The feedback was quite simple: if we build our own versions, we (Bref project) are responsible for the security related to those libraries. If we don't, AWS is.

To summarize:

  • Bref users looking for strong security guarantees will usually prefer to delegate as much as possible to AWS (https://docs.aws.amazon.com/whitepapers/latest/security-overview-aws-lambda/the-shared-responsibility-model.html). This allows ticking a lot of boxes.
  • Additionally, most Bref users will not update the runtime versions frequently enough, leaving them more exposed to CVEs and security issues (in the case where we build libraries). By using system libraries instead, AWS is able to patch the underlying runtime automatically, which gives a more secure environment.

That leads me to conclude that we should aim to compile as few libraries as possible. This will benefit both extremes of the spectrum: users with strong security requirements and those that don't update frequently (i.e. care less about security, if I can say so).

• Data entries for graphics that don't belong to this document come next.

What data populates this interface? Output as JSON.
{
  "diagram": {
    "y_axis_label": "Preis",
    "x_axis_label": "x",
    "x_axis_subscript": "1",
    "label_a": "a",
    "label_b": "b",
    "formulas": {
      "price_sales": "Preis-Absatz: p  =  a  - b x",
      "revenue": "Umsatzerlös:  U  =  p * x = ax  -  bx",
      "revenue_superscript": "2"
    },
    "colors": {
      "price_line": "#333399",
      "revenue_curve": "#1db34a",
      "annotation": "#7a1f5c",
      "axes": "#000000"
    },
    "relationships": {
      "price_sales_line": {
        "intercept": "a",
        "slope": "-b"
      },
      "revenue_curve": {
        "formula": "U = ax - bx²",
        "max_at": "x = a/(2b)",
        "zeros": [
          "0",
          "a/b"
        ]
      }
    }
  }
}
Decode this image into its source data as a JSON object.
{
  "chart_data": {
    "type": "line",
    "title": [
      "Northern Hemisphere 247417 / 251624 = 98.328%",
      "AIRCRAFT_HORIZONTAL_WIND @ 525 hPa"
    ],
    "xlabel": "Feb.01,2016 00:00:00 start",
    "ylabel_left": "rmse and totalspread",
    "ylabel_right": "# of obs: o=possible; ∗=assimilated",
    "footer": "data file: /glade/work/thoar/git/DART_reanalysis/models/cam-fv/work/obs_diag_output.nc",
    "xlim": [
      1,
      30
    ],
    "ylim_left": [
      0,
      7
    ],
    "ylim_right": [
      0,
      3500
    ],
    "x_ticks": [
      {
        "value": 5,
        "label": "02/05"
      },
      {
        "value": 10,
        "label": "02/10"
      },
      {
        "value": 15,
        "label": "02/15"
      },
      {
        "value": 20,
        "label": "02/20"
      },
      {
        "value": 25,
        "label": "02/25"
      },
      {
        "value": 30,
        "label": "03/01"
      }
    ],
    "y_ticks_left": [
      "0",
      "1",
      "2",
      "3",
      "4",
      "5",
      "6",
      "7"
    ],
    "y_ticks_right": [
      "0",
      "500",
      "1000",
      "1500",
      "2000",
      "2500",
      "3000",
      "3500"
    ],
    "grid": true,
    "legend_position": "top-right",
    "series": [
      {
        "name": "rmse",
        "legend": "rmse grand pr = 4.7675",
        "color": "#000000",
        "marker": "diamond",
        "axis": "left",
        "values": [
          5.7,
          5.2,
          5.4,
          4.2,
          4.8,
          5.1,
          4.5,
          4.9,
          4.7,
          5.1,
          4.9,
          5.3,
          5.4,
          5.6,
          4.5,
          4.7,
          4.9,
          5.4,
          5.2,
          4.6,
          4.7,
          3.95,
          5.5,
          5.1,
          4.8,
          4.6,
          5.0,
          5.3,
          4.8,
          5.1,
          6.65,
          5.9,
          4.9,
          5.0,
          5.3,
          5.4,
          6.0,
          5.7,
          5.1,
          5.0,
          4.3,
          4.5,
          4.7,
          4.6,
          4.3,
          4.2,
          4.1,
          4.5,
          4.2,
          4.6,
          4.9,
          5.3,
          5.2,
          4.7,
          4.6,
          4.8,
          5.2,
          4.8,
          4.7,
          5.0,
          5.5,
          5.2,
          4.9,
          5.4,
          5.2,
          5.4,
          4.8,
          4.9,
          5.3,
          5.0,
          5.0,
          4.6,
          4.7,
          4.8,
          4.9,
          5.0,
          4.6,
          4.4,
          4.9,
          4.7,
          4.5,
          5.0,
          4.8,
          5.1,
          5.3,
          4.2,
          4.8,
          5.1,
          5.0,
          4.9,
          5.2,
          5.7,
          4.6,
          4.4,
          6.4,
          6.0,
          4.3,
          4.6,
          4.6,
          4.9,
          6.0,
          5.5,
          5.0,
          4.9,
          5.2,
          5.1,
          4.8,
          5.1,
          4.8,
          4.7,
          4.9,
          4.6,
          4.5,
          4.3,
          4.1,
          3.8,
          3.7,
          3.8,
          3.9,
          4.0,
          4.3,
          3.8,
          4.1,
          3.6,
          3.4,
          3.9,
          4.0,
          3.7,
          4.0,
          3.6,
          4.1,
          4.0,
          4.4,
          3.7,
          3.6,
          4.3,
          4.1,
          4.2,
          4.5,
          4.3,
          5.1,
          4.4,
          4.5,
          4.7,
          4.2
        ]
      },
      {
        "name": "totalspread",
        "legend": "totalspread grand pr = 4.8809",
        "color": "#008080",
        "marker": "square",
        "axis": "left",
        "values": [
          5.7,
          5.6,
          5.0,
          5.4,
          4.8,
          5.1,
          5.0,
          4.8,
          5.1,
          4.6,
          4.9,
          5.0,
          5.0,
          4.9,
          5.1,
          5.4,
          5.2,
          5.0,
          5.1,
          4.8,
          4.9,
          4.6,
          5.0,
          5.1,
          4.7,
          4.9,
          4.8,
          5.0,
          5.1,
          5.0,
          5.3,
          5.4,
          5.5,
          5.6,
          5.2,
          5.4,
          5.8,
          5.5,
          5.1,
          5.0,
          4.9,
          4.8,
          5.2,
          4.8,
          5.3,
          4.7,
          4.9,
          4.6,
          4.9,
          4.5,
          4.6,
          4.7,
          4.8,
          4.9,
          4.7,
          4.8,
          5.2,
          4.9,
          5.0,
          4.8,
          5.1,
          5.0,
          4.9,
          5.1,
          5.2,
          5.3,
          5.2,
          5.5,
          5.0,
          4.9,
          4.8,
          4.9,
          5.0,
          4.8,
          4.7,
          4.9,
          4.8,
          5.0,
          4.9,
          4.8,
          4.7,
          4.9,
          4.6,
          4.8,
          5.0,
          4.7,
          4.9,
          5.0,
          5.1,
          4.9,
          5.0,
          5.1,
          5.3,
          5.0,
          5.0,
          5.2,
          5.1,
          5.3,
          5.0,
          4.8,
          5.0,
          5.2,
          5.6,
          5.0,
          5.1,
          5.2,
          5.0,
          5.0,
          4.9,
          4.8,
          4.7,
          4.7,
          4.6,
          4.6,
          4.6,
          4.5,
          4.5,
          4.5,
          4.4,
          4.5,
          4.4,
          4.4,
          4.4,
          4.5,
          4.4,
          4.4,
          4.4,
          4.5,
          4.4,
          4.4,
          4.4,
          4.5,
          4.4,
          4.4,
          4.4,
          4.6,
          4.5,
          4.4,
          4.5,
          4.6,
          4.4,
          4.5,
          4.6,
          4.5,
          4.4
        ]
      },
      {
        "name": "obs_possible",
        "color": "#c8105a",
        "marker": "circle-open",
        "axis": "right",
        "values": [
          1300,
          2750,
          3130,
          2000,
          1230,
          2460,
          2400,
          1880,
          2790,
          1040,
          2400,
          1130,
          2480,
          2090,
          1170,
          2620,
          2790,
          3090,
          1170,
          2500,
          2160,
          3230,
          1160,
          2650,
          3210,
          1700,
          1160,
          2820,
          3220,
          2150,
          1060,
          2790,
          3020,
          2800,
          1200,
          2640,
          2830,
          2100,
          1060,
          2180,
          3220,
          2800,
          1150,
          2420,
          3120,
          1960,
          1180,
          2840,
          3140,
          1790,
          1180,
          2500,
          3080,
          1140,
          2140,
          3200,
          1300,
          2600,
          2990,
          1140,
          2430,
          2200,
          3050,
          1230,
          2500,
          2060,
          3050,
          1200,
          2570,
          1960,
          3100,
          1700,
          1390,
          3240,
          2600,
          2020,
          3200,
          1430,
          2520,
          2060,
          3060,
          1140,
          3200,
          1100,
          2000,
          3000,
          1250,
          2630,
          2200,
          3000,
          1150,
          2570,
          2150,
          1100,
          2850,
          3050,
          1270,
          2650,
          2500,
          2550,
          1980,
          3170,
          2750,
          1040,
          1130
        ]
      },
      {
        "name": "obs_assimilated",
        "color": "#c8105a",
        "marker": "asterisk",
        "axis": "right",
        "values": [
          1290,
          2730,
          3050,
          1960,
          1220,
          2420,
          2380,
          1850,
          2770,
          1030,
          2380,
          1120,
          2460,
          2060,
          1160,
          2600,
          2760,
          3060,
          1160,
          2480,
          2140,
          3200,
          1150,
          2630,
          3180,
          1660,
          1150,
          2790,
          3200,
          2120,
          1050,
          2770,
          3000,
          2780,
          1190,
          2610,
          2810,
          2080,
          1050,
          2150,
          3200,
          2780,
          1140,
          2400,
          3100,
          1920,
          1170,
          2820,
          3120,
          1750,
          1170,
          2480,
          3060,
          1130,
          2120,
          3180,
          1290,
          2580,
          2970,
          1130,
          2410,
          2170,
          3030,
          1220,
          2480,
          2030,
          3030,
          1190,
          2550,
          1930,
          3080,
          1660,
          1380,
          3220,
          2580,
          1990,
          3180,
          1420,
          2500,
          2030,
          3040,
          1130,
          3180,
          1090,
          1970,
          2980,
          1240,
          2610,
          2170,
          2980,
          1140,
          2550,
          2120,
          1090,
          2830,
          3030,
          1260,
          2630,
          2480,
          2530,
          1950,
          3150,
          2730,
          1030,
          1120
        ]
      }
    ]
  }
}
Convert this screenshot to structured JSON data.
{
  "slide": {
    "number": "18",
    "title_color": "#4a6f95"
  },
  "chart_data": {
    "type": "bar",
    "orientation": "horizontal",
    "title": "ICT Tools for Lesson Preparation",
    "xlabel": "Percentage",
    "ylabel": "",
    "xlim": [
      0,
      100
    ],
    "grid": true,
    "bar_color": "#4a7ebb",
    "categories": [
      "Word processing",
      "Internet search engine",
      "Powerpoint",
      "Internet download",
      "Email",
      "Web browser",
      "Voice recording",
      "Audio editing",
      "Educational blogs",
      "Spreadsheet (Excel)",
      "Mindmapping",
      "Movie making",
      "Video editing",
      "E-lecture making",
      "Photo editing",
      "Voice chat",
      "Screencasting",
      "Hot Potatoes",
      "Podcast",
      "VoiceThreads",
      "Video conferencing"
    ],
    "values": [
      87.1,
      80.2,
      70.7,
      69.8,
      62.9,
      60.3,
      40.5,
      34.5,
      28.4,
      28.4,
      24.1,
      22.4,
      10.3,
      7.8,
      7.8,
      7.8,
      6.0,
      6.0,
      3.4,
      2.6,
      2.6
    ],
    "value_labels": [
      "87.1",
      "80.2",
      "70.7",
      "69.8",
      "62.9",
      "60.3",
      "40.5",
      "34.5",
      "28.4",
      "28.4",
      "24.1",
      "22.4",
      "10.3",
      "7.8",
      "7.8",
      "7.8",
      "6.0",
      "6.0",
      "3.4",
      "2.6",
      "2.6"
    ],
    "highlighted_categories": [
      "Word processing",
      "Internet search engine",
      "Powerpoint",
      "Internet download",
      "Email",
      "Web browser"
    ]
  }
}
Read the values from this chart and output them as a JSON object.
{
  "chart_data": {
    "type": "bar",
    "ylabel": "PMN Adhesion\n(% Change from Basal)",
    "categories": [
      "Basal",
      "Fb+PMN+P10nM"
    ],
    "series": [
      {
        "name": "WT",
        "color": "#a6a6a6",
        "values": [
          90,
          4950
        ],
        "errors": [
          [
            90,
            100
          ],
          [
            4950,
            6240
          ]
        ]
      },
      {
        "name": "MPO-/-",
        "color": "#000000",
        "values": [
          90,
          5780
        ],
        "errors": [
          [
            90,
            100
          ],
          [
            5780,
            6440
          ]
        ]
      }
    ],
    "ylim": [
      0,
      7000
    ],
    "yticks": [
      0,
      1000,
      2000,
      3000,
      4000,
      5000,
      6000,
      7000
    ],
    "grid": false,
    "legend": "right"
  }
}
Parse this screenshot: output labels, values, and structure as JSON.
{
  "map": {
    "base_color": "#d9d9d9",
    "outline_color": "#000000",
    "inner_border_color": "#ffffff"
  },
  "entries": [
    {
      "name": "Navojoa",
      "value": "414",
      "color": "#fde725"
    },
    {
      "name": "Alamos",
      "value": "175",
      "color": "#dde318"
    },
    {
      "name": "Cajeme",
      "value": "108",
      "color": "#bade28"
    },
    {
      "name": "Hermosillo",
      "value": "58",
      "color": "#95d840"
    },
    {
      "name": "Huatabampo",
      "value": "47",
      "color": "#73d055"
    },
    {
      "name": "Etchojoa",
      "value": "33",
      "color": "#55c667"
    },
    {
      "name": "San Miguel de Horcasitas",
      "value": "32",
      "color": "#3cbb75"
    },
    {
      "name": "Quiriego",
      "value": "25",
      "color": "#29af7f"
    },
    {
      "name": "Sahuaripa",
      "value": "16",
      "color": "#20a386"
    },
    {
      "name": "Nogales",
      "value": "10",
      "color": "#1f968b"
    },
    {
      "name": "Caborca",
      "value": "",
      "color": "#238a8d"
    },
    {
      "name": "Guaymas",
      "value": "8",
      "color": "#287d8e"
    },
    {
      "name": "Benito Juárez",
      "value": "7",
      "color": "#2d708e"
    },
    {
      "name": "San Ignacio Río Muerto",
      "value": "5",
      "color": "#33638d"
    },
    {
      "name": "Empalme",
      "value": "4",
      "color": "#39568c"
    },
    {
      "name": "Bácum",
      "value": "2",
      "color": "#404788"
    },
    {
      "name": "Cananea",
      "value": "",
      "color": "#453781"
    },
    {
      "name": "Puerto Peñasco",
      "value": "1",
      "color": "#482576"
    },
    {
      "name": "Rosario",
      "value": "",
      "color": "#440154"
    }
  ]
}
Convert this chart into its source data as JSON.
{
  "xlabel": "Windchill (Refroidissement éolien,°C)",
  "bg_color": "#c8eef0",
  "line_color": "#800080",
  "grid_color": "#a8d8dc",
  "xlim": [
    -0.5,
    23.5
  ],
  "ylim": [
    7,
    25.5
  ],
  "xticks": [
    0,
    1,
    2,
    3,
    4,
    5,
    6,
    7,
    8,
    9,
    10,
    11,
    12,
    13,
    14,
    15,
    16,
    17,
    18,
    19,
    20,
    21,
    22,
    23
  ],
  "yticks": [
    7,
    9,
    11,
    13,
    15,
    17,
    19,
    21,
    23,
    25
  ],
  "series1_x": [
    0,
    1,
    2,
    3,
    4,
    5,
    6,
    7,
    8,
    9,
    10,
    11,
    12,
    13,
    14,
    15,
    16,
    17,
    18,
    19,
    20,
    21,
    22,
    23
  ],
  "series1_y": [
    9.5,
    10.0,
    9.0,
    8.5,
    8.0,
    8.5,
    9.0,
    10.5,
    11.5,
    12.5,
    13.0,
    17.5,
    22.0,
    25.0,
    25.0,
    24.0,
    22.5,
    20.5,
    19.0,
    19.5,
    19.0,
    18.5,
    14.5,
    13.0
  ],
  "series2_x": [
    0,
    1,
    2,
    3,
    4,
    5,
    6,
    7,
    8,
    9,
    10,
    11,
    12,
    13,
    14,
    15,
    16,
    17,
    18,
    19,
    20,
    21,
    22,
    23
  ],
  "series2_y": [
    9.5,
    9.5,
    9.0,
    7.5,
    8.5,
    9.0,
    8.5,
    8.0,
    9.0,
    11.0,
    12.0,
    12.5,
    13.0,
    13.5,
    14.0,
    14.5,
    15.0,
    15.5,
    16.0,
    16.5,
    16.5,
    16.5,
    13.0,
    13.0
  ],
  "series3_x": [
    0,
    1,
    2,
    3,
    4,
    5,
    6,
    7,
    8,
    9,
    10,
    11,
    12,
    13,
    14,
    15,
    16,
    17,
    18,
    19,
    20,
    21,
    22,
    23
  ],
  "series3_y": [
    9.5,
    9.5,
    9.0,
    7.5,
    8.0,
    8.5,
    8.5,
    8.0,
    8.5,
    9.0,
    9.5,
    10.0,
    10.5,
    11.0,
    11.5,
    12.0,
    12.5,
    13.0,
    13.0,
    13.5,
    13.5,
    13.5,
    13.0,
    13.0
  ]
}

The downside is that we have no way to control the frequency/speed at which AWS patches security issues. This basically means putting more trust into AWS over Bref regarding security, and I think that is a reasonable choice 😅


This PR is still WIP, but I'll be slowly updating it to reflect that. I.e. the build scripts should be simpler with AL2023 than AL2.

Also since we'll want to support both, I'll probably reorganize the code entirely. We will also likely not support PHP 8.0 with AL2023.

mnapoli avatar Oct 17 '23 14:10 mnapoli

Hello, Thank you for your continuous work on the Bref project. It seems this ticket has been postponed for a little bit while. I'm interested in how long Amazon Linux 2023 will be supported. And is there any key milestones or timelines related to this support?

shiki-sou avatar May 15 '24 03:05 shiki-sou

Amazon Linux 2023 will be supported officially until 2027. However every 2 years Amazon will release a new major version. So in 2025 there will be the release of Amazon Linux 2025, which in turn will be supported until 2029 etc. See their release cadence: https://docs.aws.amazon.com/linux/al2023/ug/release-cadence.html

hrzbrg avatar May 15 '24 05:05 hrzbrg

Amazon Linux 2023 will be supported officially until 2027. However every 2 years Amazon will release a new major version. So in 2025 there will be the release of Amazon Linux 2025, which in turn will be supported until 2029 etc. See their release cadence: https://docs.aws.amazon.com/linux/al2023/ug/release-cadence.html

Thank you for answering my question. Sorry about not asking question clearly.

I want to know the schedual that brefphp/aws-lambda-layers support Amazon Linux 2023 which this ticket was working on (If I'm not misunderstanding). Because I found that that brefphp/aws-lambda-layers only suppot amazon linux 2(provided.al2). See the capture below (I get this capture from Lambda function which I deployed) image

shiki-sou avatar May 15 '24 06:05 shiki-sou

Hi! I have made progress on this offline (not pushed here). This is definitely in my TODO list, though not the most urgent because AL2 works well and is supported by Amazon. But this is not something I have forgotten about or abandoned 👍

mnapoli avatar May 17 '24 12:05 mnapoli

Hi! I have made progress on this offline (not pushed here). This is definitely in my TODO list, though not the most urgent because AL2 works well and is supported by Amazon. But this is not something I have forgotten about or abandoned 👍

Thank you for your reply.

shiki-sou avatar May 20 '24 06:05 shiki-sou

Hi!! 🚀

Happy to help with this. There is something to do? @mnapoli

kevincerro avatar Jun 28 '24 13:06 kevincerro

There was a discussion in Slack but to update here: this is in my TODO, this is related to many other changes with Bref v3 that's why it's progressing seemingly slowly.

mnapoli avatar Jul 04 '24 09:07 mnapoli

We run nodejs on the same machine as bref and modern versions of nodejs do not compile on al2 so we are tied to an old nodejs version. An al2023 update would allow us to update nodejs as well.

jiw-mh avatar Jul 25 '24 07:07 jiw-mh

@GrahamCampbell why? Are we missing a feature with the version shipped in AL2023?